= August Sauer =

Austrian Germanist and literary historian (1855–1926)

August Sauer (12 October 1855, in Wiener Neustadt - 17 September 1926, in Prague) was an Austrian Germanist and literary historian. He is known for his publication of collected works by Franz Grillparzer, Ferdinand Raimund, Adalbert Stifter, et al.

He studied philology and history at the University of Vienna as a pupil of Franz Brentano, Ottokar Lorenz and Richard Heinzel. In 1877 he received his doctorate under the direction of Karl Tomaschek, then furthered his education in Berlin as a student of Karl Müllenhoff and Wilhelm Scherer. From 1879 he worked as an instructor and director of the seminar for German philology at the University of Lemberg, and in 1883 became an associate professor of German language and literature at the University of Graz. In 1886, he succeeded Jakob Minor at the University of Prague, where in 1892 he became a full professor of German language and literature. At Prague, he served as dean (1897/98) and university rector (1907/08).

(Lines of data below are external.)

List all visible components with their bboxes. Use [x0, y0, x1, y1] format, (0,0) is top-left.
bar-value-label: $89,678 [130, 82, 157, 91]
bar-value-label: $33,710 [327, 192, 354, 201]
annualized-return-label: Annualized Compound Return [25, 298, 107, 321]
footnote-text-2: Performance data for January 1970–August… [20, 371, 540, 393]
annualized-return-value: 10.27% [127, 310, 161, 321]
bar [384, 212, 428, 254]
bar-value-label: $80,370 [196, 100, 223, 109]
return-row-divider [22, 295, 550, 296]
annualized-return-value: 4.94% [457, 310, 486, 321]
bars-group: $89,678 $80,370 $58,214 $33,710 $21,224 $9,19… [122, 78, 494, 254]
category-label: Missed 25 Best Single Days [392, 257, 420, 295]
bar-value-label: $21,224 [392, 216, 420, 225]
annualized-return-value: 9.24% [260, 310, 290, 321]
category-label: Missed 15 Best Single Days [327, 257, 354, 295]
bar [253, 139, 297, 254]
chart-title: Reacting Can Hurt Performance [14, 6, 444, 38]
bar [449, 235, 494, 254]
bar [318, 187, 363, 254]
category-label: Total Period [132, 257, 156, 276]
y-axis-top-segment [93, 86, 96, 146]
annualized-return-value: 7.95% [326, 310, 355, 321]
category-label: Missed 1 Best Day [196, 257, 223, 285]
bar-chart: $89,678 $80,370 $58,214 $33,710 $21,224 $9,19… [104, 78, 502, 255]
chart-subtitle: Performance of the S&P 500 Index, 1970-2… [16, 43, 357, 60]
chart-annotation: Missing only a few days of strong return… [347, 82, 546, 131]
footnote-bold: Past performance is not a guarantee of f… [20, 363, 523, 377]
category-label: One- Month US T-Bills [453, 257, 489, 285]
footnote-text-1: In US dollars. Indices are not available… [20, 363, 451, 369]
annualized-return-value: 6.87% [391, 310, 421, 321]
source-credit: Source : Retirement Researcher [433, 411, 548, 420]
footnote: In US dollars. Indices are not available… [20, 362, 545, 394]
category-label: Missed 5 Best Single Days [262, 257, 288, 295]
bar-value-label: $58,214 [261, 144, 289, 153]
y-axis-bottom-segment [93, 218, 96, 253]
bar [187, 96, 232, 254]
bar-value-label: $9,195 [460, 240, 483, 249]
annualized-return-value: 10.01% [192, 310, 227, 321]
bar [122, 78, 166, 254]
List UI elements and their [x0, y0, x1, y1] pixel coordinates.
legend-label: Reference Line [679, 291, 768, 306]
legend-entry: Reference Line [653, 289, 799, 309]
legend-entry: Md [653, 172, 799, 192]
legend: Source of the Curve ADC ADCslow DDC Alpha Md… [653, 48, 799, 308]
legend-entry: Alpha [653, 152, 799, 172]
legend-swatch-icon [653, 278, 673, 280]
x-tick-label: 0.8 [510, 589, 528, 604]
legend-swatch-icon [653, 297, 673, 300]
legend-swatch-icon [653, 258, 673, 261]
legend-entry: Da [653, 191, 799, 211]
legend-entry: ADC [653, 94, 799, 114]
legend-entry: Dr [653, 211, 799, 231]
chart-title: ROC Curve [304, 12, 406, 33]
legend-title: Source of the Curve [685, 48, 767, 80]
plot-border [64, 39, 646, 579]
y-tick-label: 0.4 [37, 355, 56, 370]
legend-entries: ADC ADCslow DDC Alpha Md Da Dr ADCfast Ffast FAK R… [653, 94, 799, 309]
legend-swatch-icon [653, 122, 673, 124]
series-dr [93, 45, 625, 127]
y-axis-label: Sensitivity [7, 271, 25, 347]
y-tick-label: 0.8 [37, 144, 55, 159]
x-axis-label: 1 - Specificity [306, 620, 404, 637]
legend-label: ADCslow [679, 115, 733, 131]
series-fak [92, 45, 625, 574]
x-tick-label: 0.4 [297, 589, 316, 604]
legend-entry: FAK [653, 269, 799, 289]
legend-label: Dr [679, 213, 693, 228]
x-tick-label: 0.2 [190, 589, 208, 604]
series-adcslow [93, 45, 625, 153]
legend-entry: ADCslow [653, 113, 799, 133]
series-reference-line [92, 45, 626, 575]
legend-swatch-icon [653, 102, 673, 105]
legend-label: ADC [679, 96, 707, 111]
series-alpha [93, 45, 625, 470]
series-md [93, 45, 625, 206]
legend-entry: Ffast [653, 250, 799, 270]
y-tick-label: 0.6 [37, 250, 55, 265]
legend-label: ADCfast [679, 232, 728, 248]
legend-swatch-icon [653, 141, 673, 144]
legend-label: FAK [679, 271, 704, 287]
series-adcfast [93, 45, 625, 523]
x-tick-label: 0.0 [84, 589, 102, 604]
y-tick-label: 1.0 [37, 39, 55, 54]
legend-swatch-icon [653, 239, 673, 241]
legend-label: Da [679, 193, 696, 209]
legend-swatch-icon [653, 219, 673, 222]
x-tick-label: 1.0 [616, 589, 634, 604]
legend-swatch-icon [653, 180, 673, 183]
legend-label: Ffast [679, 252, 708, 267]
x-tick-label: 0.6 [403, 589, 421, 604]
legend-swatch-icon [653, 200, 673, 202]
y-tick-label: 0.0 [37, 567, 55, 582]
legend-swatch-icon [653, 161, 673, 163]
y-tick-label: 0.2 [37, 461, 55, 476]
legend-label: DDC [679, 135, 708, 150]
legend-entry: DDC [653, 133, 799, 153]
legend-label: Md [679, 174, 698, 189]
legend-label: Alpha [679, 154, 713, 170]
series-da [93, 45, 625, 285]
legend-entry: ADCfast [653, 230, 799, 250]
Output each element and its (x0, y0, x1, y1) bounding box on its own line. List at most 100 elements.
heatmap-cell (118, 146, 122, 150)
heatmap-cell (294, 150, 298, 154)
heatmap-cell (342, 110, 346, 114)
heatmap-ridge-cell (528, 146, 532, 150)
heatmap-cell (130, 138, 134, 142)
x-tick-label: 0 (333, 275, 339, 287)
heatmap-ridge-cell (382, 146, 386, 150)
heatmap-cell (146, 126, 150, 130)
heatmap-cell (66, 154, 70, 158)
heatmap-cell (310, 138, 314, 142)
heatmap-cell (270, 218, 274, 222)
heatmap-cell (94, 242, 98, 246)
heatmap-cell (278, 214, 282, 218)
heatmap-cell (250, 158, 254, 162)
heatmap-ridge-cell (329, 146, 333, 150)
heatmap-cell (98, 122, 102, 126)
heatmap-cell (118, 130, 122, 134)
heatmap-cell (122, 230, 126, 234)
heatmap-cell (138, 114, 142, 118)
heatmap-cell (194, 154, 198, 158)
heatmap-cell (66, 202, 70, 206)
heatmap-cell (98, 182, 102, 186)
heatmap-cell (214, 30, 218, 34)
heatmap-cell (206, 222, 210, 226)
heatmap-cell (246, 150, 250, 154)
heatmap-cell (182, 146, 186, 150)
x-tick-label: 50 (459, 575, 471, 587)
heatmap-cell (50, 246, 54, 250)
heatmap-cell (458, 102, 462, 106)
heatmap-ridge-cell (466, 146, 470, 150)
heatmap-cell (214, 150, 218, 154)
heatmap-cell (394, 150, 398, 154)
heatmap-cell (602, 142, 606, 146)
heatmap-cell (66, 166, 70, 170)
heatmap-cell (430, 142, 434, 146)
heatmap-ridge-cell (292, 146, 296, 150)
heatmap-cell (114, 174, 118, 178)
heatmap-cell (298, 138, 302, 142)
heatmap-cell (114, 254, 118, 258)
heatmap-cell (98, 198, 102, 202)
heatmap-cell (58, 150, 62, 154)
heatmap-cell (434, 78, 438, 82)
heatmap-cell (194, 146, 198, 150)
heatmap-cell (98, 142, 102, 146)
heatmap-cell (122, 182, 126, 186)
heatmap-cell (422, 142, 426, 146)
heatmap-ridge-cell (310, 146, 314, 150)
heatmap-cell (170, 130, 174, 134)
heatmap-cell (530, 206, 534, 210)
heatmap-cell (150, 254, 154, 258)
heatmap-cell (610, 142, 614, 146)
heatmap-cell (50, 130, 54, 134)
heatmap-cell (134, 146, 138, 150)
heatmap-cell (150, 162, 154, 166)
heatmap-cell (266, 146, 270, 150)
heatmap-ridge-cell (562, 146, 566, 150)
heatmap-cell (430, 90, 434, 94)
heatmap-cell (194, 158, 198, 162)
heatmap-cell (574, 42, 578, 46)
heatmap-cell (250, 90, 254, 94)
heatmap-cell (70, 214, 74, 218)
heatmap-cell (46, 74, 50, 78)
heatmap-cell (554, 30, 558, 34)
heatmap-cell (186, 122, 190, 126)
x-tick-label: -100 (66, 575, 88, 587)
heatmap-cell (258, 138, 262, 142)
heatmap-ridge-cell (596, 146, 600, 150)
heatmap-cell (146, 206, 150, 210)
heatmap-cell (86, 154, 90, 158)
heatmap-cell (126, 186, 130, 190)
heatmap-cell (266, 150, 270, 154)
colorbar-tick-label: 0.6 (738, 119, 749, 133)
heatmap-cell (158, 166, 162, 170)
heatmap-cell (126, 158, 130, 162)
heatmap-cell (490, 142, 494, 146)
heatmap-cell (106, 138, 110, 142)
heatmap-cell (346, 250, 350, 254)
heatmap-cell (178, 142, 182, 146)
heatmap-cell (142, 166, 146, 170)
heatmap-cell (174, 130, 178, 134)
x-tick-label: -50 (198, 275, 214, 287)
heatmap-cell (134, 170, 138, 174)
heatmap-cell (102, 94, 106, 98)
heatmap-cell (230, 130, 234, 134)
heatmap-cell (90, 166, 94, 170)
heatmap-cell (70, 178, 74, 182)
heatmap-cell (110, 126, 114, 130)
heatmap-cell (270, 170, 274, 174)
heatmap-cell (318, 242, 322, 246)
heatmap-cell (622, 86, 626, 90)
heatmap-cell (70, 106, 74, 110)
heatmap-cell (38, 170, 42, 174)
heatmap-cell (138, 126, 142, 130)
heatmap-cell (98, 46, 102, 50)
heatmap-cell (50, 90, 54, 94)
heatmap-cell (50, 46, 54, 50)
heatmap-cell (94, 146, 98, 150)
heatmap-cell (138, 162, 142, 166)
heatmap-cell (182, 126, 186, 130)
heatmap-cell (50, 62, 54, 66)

In 1894 he founded the literary history journal Euphorion.

== Selected works ==
- Studien zur Goethe-Philologie (with Jakob Minor, 1880) - Studies of Goethe-philology.
- Ferdinand Raimund's sämmtliche Werke (with Karl Glossy; 3 volumes, 1881) - Ferdinand Raimund's collected works.
- Deutsche Litteraturdenkmale des 18. und 19. Jahrhunderts (with Bernhard Seuffert; multi-volume, 1881–1924) - German literary monuments of the 18th and 19th centuries.
- Wiener neudrucke (11 volumes, 1883–86) - Vienna reprints.
- Ewald von Kleist's werke (3 volumes, 1883) - Ewald Christian von Kleist's works.
- Gedichte von Gottfried August Bürger (1884) - Poetry of Gottfried August Bürger.
- Grillparzer's sämmtliche Werke (4th edition, 16 volumes, 1887) - Franz Grillparzer's collected works.
- Adalbert Stifters sämmtliche Werke (24 volumes, 1901–) - Adalbert Stifter's collected works.
- Gesammelte reden und aufsätze zur geschichte der literatur in Österreich und Deutschland (1903) - Collected lectures and essays on the history of literature in Austria and Germany.